Backtracking and Graph
2 min readFeb 23, 2021
Leetcode 1766. Tree of Coprimes
Problem
Explanation
It looks like a graph problem when you first read the problem. Yes, it is a graph problem. Specifically, it is a tree problem. In order to solve this problem, we can traverse the tree and for each traversed path, look back to find the qualified node: co prime node which has the highest depth.
We are using DFS to traverse the tree. Since, we need recording some information during the traverse, we should follow the backtracking approach.

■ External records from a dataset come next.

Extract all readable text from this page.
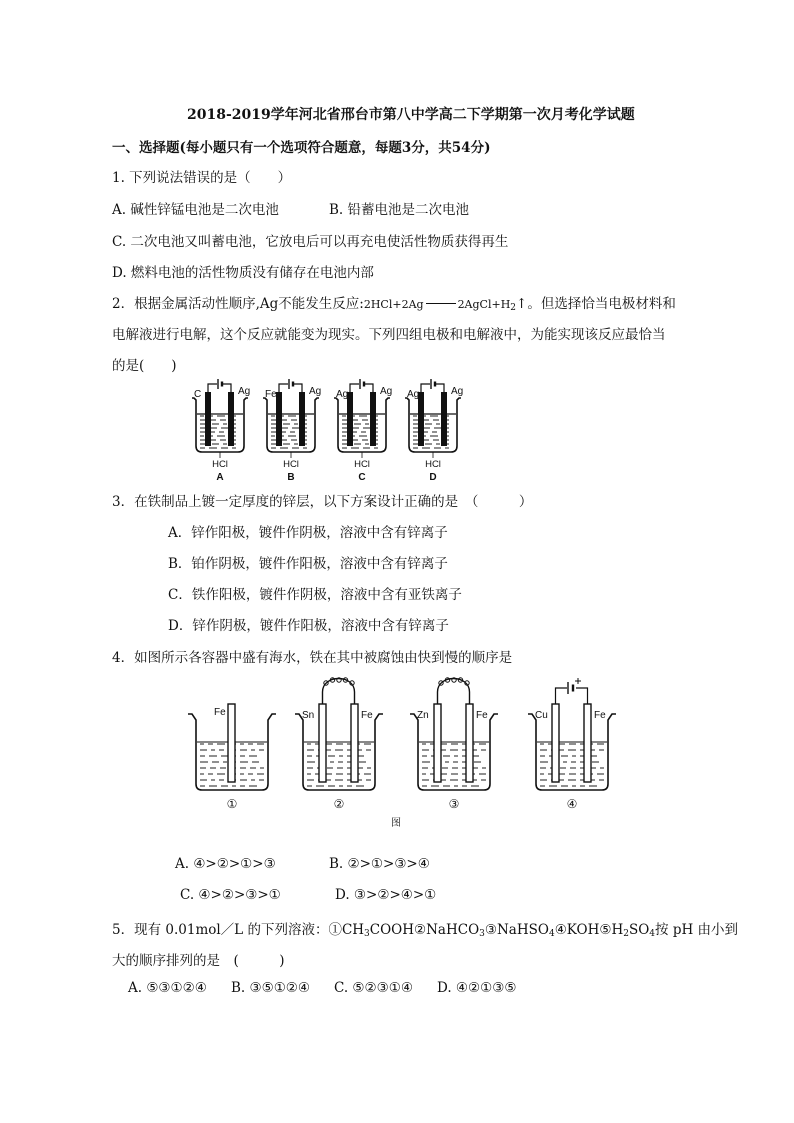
2018-2019学年河北省邢台市第八中学高二下学期第一次月考化学试题
一、选择题(每小题只有一个选项符合题意，每题3分，共54分)
1. 下列说法错误的是（　　）
A. 碱性锌锰电池是二次电池	B. 铅蓄电池是二次电池
C. 二次电池又叫蓄电池，它放电后可以再充电使活性物质获得再生
D. 燃料电池的活性物质没有储存在电池内部
2．根据金属活动性顺序,Ag不能发生反应:2HCl+2Ag	$2AgCl+H_2↑$。但选择恰当电极材料和
电解液进行电解，这个反应就能变为现实。下列四组电极和电解液中，为能实现该反应最恰当
的是(　　)
C	Ag
HCl
A
Fe	Ag
HCl
B
Ag	Ag
HCl
C
Ag	Ag
HCl
D
3．在铁制品上镀一定厚度的锌层，以下方案设计正确的是　（　　　）
A．锌作阳极，镀件作阴极，溶液中含有锌离子
B．铂作阴极，镀件作阳极，溶液中含有锌离子
C．铁作阳极，镀件作阴极，溶液中含有亚铁离子
D．锌作阴极，镀件作阳极，溶液中含有锌离子
4．如图所示各容器中盛有海水，铁在其中被腐蚀由快到慢的顺序是
Fe
①
Sn	Fe
②
Zn	Fe
③
Cu	Fe
④
图
A. ④>②>①>③	B. ②>①>③>④
C. ④>②>③>①	D. ③>②>④>①
5．现有 0.01mol／L 的下列溶液：$①CH_3COOH②NaHCO_3③NaHSO_4④KOH⑤H_2SO_4$按 pH 由小到
大的顺序排列的是　(　　　)
A. ⑤③①②④ B. ③⑤①②④ C. ⑤②③①④ D. ④②①③⑤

If you are confused about the different between DFS and backtracking, you can search it on Google or Youtube. The different is very subtle.
Code
The code is adjusted from [1]
const int N = 1e5 + 10;
int visited[N];class Solution {
public:
vector<int> path;
vector<vector<pair<int, int>>> recordingsValIdx;
vector<vector<int>> tree;
vector<int> rets;
vector<int> nums;
vector<int> getCoprimes(vector<int>& nums, vector<vector<int>>& edges) {
this -> nums = nums;
const int n = nums.size();
recordingsValIdx.resize(51);
tree.resize(n);
rets.resize(n);
memset(visited, 0, sizeof visited);
buildTree(edges);
dfs(0, 0);
return rets;
}
void buildTree(vector<vector<int>>& edges){
for (auto edge : edges) {
auto u = edge[0], v = edge[1];
tree[u].push_back(v);
tree[v].push_back(u);
}
}
void dfs(int curr, int depth){
int ret = -1, level = -1;
for (int val = 1; val <= 50; ++val) {
if (!recordingsValIdx[val].empty() && gcd(val, nums[curr]) == 1) {
auto [idx, thisLevel] = recordingsValIdx[val].back();
if (thisLevel > level) {
level = thisLevel;
ret = idx;
}
}
}
rets[curr] = ret;
visited[curr] = 1;
recordingsValIdx[nums[curr]].emplace_back(curr, depth);
for (auto neighbor : tree[curr]) {
if (visited[neighbor]) continue;
dfs(neighbor, depth+1);
}
visited[curr] = 0;
recordingsValIdx[nums[curr]].pop_back();
}
};